So far in our journey in the Google Cloud Platform (GCP) world, we created our organization and associated it with our tenant. After that, we configured several components of your cloud environment, including billing, core groups that will manage the environment.
Understanding the organization structure
Before continuing to the steps that we have been executing and learning about GCP along the way, at this stage, it is a good point for us to understand the concept of organization, folders, and projects.
In the following diagram (provided by Google’s official documentation), we can see all of them in a single picture, Google uses the term Google Cloud resource hierarchy.
The idea behind this is to help to organize and bill resources accordingly. It integrates with access control and policies. The rule of thumb is that an object has a single parent, and we have one organization per GCP environment, and we can map an organization to a valid domain.

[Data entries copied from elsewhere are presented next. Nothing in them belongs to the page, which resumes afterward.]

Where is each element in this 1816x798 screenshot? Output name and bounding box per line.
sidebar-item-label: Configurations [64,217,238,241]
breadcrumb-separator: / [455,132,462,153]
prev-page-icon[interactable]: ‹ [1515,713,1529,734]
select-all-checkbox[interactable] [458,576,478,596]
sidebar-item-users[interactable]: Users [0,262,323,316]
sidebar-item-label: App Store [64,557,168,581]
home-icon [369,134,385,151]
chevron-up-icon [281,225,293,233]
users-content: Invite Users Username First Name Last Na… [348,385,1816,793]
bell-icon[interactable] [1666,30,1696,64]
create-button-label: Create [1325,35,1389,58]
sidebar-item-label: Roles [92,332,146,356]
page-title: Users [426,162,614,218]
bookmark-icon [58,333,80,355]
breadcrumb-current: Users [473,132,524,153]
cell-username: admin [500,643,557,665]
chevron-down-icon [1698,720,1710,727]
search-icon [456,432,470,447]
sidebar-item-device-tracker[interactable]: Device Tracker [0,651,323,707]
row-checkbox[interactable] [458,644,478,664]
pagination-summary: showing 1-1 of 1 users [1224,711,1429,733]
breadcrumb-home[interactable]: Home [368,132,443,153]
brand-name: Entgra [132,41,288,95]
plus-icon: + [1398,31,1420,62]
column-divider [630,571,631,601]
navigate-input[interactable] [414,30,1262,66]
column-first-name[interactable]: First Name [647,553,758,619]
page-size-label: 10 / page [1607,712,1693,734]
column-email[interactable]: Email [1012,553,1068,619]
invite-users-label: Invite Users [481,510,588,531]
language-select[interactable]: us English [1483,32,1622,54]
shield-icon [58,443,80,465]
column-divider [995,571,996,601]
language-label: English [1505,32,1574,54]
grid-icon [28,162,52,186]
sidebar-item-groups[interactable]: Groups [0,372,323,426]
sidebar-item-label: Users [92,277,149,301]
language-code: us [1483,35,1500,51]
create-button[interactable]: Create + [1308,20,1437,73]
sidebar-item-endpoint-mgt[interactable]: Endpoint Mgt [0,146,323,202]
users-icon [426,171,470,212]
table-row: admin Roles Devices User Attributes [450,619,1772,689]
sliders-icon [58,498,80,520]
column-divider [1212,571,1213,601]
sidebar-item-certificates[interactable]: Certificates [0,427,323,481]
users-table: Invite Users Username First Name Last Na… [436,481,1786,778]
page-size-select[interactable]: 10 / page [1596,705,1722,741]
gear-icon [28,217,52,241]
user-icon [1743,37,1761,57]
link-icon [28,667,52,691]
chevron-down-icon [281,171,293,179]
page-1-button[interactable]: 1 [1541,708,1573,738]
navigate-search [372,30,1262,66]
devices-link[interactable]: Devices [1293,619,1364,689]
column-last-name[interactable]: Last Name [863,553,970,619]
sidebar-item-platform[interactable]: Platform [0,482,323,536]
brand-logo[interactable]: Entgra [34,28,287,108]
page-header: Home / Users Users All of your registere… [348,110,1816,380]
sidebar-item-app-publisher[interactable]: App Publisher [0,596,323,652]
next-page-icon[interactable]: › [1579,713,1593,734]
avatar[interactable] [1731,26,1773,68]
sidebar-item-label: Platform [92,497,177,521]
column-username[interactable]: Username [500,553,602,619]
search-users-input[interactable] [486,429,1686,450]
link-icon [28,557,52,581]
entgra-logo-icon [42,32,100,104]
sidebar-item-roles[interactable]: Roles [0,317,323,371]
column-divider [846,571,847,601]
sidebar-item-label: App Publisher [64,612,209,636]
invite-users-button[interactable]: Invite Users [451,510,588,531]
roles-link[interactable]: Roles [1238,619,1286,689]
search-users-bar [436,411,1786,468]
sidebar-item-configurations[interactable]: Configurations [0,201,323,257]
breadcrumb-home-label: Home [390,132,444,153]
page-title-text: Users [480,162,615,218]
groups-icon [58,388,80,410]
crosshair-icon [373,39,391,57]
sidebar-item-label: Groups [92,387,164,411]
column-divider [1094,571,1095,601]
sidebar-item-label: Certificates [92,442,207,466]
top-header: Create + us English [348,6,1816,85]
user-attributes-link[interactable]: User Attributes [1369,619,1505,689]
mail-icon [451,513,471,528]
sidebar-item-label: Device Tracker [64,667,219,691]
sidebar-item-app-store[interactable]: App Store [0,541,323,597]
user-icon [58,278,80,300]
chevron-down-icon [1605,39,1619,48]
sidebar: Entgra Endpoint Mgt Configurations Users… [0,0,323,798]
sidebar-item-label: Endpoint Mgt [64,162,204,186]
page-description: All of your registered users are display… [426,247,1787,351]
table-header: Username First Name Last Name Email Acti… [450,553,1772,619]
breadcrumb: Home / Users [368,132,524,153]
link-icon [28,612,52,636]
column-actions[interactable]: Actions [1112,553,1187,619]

The folders are used to represent the logical view of the organization. We can use per department, environment, or specific workloads. There is no right or wrong, and we need to make sure that the folders will accommodate the business needs.
The project is where we use the Google Cloud resources hierarchy (computer, storage, and so forth), we will assign settings and permissions. The idea is that when a project represents an application/workload, the communication among components on the same project flows easily. Without a shared VPC/VPC, peering resources between projects are not accessible.
A project can have a single application or several. The project is based on your cloud architecture. The golden rule is to have a single project per application and environment. This idea is that if we want to retire an application, we remove the project, and everything related to that application goes away.
When creating a new project, we need to define a name, ID, and project number (automatically provided by GCP).
A project is similar to a resource group in Microsoft Azure in several aspects, and the hierarchy is similar to Management Groups.
Step 4: Set up billing
(Just a quick reminder: Steps 1-3 on our journey can be found here.) Billing is a crucial component of any cloud strategy that you are planning in your corporation. In this step, we will assign billing permissions to the group we created in the second step.
The first step is to assign permissions, copy the group name, and click on Grant Access. In the new blade, paste the group name and click on Save. Finally, click on Continue to go to the next step to complete the billing process.
The second step is to define who is going to pay for your projects. We could create a new billing account (the same process of adding the credit card in the first article will be repeated), use an invoice (the corporation must meet some requirements), or migrate the existing account.
Since we are creating an organization from scratch, the decision was to create a new billing account (Item 1) and go through the steps again by clicking on Create Billing Account (Item 2). Click on Mark Task as Completed (Item 3) to finish this important step.
When you configure a billing account, the email address provided will receive an email from Google asking acceptance to use a payments profile. Check your inbox and accept it to start receiving invoices and account statements.
Step 5: Set up the Google Cloud resource hierarchy
In this step, the first step is just a description of the resource hierarchy. In the second step, click on Go to the management resources page (Item 1), and you will be redirected to a new page where you can configure the structure of your organization.
We can either create projects (Item 1) or folders (Item 2) and start organizing them in a structure that matches the design and business requirements to support your organization’s cloud strategy.
When creating a new folder, you select the organization and the location, which helps when creating tiers.
In the datacenter folder, we added a new project called Datacenter Servers. We added four environments: sandbox, production, dev, and datacenter. The final result is depicted in the image below.
Back to the main task list, we should see the new projects that we have just created (Item 1) and click on Mark Task as Completed (Item 2).
Note: If you don’t see it, refresh the entire page. It seems to do the trick.
Step 6: Set up access control for your resource hierarchy
Now that we have a better understanding of how an organization, folder, and projects interact. We have enough knowledge to complete Step 6.
We will be integrating the core groups created in the first steps of this article series, and now we will assign them to either organization, folder, or project level.
The first step in this section is to grant some roles to the core groups that we defined. There are a couple of ways to do that, and the easier one is using the wizard. The procedure is simple, and we should copy (there is a button to copy at the end of the field) the name of the group on each section, then click on Add Member.
On the new blade, we should paste the group name that we copied from the previous step. Click on Save, and we should repeat that for each entry listed in the wizard.
We could do the same process without the help of a wizard. Just click on Manage Resources, located in the IAM & Admin area of the console. We can select which level we want (Item 1) and then grant/validate the permissions (Item 2).
If necessary, assign permissions to folders or projects, although that is not required.
Step 7: Set up support
This is the easiest step so far. We need to click on View Support Offerings, and on the new page, select the support plan to support your organization. When complete, go back to the tasks and click on Mark Tasks as Completed.
Google Cloud Platform journey: Just a few more steps to go
We are almost there! We created the hierarchy that we will use in GCP moving forward, and we are aware that a cloud is a dynamic place so that changes will happen in the feature, and we need to be ready and prepared to make those changes.